Llegué con alguna anticipación a la hora del dejouner, y mesié
Lesfleures me dijo: -Va usted a presenciar una cosa que ha de epatarle;
tengo un perro que todos los días va a París y me trae el vino para el
almuerzo. Llamó a un garsón; hizo que le
trajera el perro favorito; el colocó al perro una cesta en la boca, y dentro de
la cesta una tarjeta de mesié Lesfleures, dirigida al dueño de un
almacén de vinos, con este escrito: “Cinco botellas de vino Château
Saint Julien.” Salió el perro corriendo en
dirección a París, esperamos su vuelta. Mientras tanto, mesié Lesfleures
me enseñó la finca; recorrimos el lago, las caballerizas… etc. Vuelve el perro;
mi amigo le quita la cesta y ve que sólo ha traído tres botellas; no le
extrañó; pues tres botellas eran lo que, de ordinario, le iba a buscar el
perro. Cuelga mi amigo la cesta, y el animalito empieza a ladrar y dar saltos
como si quisiera cogerla otra vez. “Pues, señor -dijo mesié
Lesfleures-, algo raro le pasa a este bicho.” Le
vuelve a poner la cesta en la boca, y el perro sale en dirección a París otra
vez. “Vamos a seguirle”, dice mi amigo. Le
seguimos y a mitad de camino el perro se separa de la carretera; echa campo a
traviesa; se para junto a unas matas; nos mira; nos acercamos, y nos
encontramos con que allí, escondidas entre las matas, se había dejado las otras
dos botellas porque no podía con las cinco. ¿Qué les parece a ustedes?
-Asombroso, mi general.
-Pues
oigan ustedes un caso más estupendo.
Pero al irnos a contar el otros caso
más estupendo, miró al reloj del cuarto de banderas.
-¡Caramba!
¿Va adelantado ese reloj?
-No, señor, va con el meridiano[9].
-Pues me
marcho. Hablando hablando se me ha pasado el tiempo y tengo que ir a visitar el
cuartel de Caballería. Quede con Dios, coronel. Tengo las mejores noticias de
este regimiento, y creo innecesario que yo vea nada, pues supongo que todo
estará en perfecto estado. Ponga usted en la orden de mañana que he visto con
gran satisfacción el estado de policía en todas las dependencias del cuartel,
así como el vestuario de la tropa y excelente conservación del armamento, por
todo lo cual felicito a usted; felicitación que hará usted extensiva a los
jefes, oficiales, clases y soldados a sus órdenes.

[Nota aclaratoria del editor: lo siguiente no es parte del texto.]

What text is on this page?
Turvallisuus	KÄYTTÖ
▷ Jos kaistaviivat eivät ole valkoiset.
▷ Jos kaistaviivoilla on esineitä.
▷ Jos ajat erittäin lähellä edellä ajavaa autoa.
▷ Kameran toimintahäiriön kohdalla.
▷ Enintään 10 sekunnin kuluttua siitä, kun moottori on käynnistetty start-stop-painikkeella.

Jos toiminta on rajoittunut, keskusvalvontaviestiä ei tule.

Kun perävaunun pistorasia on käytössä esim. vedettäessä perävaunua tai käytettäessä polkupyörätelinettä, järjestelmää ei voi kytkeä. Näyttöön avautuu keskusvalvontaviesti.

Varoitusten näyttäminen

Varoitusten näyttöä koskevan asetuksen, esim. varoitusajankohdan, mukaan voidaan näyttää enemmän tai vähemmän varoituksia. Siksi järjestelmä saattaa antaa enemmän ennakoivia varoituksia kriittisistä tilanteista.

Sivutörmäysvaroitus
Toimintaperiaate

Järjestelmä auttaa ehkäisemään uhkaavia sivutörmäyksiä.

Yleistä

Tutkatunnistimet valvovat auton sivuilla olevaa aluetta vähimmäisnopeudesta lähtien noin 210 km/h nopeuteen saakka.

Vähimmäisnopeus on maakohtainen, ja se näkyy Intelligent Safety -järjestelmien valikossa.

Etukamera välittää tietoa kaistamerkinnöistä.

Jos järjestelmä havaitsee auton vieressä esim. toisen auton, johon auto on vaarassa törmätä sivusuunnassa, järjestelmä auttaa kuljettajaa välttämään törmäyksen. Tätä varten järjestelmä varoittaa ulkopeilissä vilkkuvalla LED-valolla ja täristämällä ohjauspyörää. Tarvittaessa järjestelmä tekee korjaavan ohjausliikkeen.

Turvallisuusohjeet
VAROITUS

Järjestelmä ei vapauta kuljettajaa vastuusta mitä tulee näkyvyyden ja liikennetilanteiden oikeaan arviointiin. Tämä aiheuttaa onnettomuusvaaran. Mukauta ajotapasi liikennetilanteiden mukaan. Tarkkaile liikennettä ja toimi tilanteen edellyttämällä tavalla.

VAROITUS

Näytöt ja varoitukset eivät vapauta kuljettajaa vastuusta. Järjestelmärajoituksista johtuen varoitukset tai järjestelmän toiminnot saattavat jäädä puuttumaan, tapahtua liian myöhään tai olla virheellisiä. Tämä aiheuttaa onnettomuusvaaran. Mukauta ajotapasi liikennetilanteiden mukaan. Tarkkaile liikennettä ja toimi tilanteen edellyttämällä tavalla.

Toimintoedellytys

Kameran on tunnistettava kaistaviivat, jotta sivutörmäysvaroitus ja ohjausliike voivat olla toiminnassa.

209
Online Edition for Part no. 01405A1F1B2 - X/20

-Muchas gracias, mi general.
Y se marchó el nuevo gobernador
militar sin haber visto más que el cuarto de banderas, donde, reunidos después,
convinimos en que el nuevo gobernador militar era un señor muy agradable,
simpático, erudito y ameno.
En estas alabanzas estábamos cuando el
teniente Ondítegui se presentó en la puerta de una habitación inmediata,
destinada a comedor de oficiales, y mostrándonos una botella de vino que traía
en alto, preguntó:
-¿Conocen
ustedes esta botella?
-No.
-Es una de las
que trajo de París el perro de mesié Lesfleures.
Aquella revista tuvo su segunda parte.
Nunca segundas partes fueron buenas y tampoco lo fue ésta:
Una vez despedido el general, nuestro
primer jefe dijo al teniente coronel:
-¡Qué lástima! Tan bien como habíamos
quedado en la revista, y la hemos echado a perder por un detalle tonto: al
salir el general, en la misma puerta del cuartel, ha visto en el suelo una
cosa… poco le ha faltado para pisarla. Nada me ha dicho; ya sabe usted lo
considerado y tolerante que es, pero por eso mismo, por su tolerancia y
consideración, estamos más obligados. Averigüe y proceda.
El teniente coronel llamó al jefe de
cuartel:
-Francamente;
es muy de lamentar que después de cuando hemos trabajado todos, de lo bien que
estaba todo dispuesto… dígale usted algo al capitán de día.
El capitán acudió al llamamiento del
comandante.
-Mire usted, Jiménez, en lo
sucesivo ponga usted un poquito más de cuidado en la vigilancia de la limpieza
del cuartel.
El capitán llamó al abanderado:
-No estoy
dispuesto a sufrir de mis superiores amonestaciones por culpa de usted. Es la
última vez que se lo digo, o tomaré una providencia.
El abanderado llamó al cabo de
limpieza:
-Como me
vuelvan a chillar por culpa de usted, lo meto a usted en el calabozo hasta que
se pudra. ¿Ha visto usted lo que hay en la puerta del cuartel?
El cabo llamó a un individuo de los de
limpieza:
-¡A barrer eso! No siento más sino
que esté prohibido pegar; ahora mismo te partía la cara, so gorrino.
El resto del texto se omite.